GameStop (GME) shares surged Monday by as much as 10% in early trading following news that the video game retailer's CEO George Sherman is stepping down by July 31 after just two years on the job. The stock was still up 6.26% as of market close on Monday.
The news also follows moves by investor Keith Gill, who goes by "RoaringKitty" and "DeepF—ingValue" online, in which he exercised 500 call options on GameStop's stock at $12 giving him 50,000 additional shares, according to Bloomberg.
Gill also bought up another 50,000 shares of the company, bringing his total stake to 200,000 shares, or more than $33 million.
GameStop has been the king of the so-called meme stocks including AMC (AMC) and Bed Bath & Beyond (BBBY) that took off as retail investors piled into the market amid the pandemic. Members of the Reddit board r/WallStreetBets were particularly heavy investors in GameStop, pushing the stock up more than 3,000% in the last 12 months.
The trading frenzy spurred the trading platform Robinhood to temporarily halt buying of GameStop in January. The next month, the House Financial Services Committee held a hearing grilling various participants in the GameStop saga, including "Roaring Kitty" himself as well as the CEOs of Robinhood and Reddit.

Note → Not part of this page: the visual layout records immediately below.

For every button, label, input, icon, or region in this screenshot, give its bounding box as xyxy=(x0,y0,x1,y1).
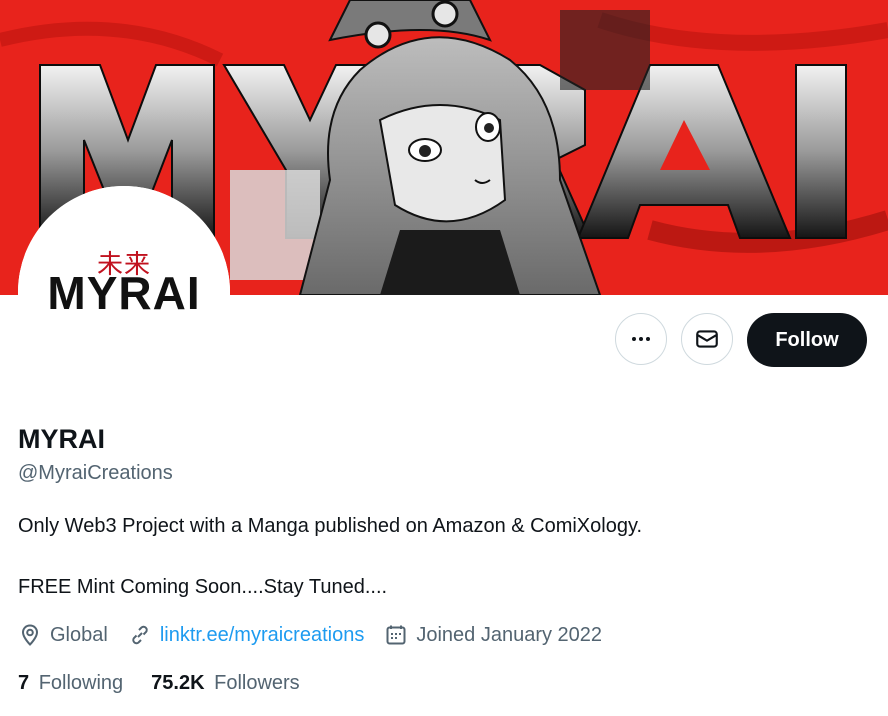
location-item: Global xyxy=(18,623,108,647)
bio-line-1: Only Web3 Project with a Manga published… xyxy=(18,515,643,537)
profile-meta: Global linktr.ee/myraicreations Joined J… xyxy=(18,620,622,650)
followers-count: 75.2K xyxy=(151,672,205,694)
following-label: Following xyxy=(38,672,124,694)
website-link[interactable]: linktr.ee/myraicreations xyxy=(160,624,365,647)
follow-button[interactable]: Follow xyxy=(747,313,867,367)
joined-item: Joined January 2022 xyxy=(384,623,602,647)
profile-stats: 7 Following 75.2K Followers xyxy=(18,672,328,695)
followers-label: Followers xyxy=(214,672,300,694)
profile-page: 未来 MYRAI Follow MYRAI @MyraiCreations On… xyxy=(0,0,888,716)
message-button[interactable] xyxy=(681,313,733,365)
more-button[interactable] xyxy=(615,313,667,365)
avatar-logo: 未来 MYRAI xyxy=(18,186,230,398)
profile-name: MYRAI xyxy=(18,424,105,454)
website-item: linktr.ee/myraicreations xyxy=(128,623,365,647)
avatar-wordmark: MYRAI xyxy=(47,267,201,319)
calendar-icon xyxy=(386,625,406,645)
mail-icon xyxy=(696,330,718,348)
bio-line-2: FREE Mint Coming Soon....Stay Tuned.... xyxy=(18,576,388,598)
more-horizontal-icon xyxy=(632,337,650,341)
profile-avatar[interactable]: 未来 MYRAI xyxy=(18,186,230,398)
joined-text: Joined January 2022 xyxy=(416,623,603,646)
location-pin-icon xyxy=(21,624,39,646)
following-count: 7 xyxy=(18,672,30,694)
following-link[interactable]: 7 Following xyxy=(18,672,123,695)
followers-link[interactable]: 75.2K Followers xyxy=(151,672,300,695)
profile-handle: @MyraiCreations xyxy=(18,462,173,484)
link-icon xyxy=(132,625,148,645)
location-text: Global xyxy=(50,623,108,646)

Also in February, Gill was hit with a proposed class action lawsuit claiming he misrepresented himself as an amateur investor, despite previously working in the financial services industry. Gill maintains he did not provide any investing advice during his YouTube broadcasts, in which he discussed his GameStop investments.
Gill, and other investors, say they believe in GameStop's proposed turnaround plan, that will see the ailing brick and mortar retailer transform its business model to one that pushes more digital sales. The plan also calls for the company to expand its product offerings into spaces tangential to gaming including TVs, monitors, and other gaming accessories.
Fundamental to that strategy is incoming GameStop chairman and Chewy (CHWY) cofounder Ryan Cohen, an activist investor in the retailer. Cohen's expertise in online sales is expected to be key to the company's future plans.
GameStop reported its Q4 earnings last month falling short of Wall Street expectations, with net sales down year-over-year from $2.19 billion in Q4 2019 to $2.12 billion. Online sales, however, increased 175%.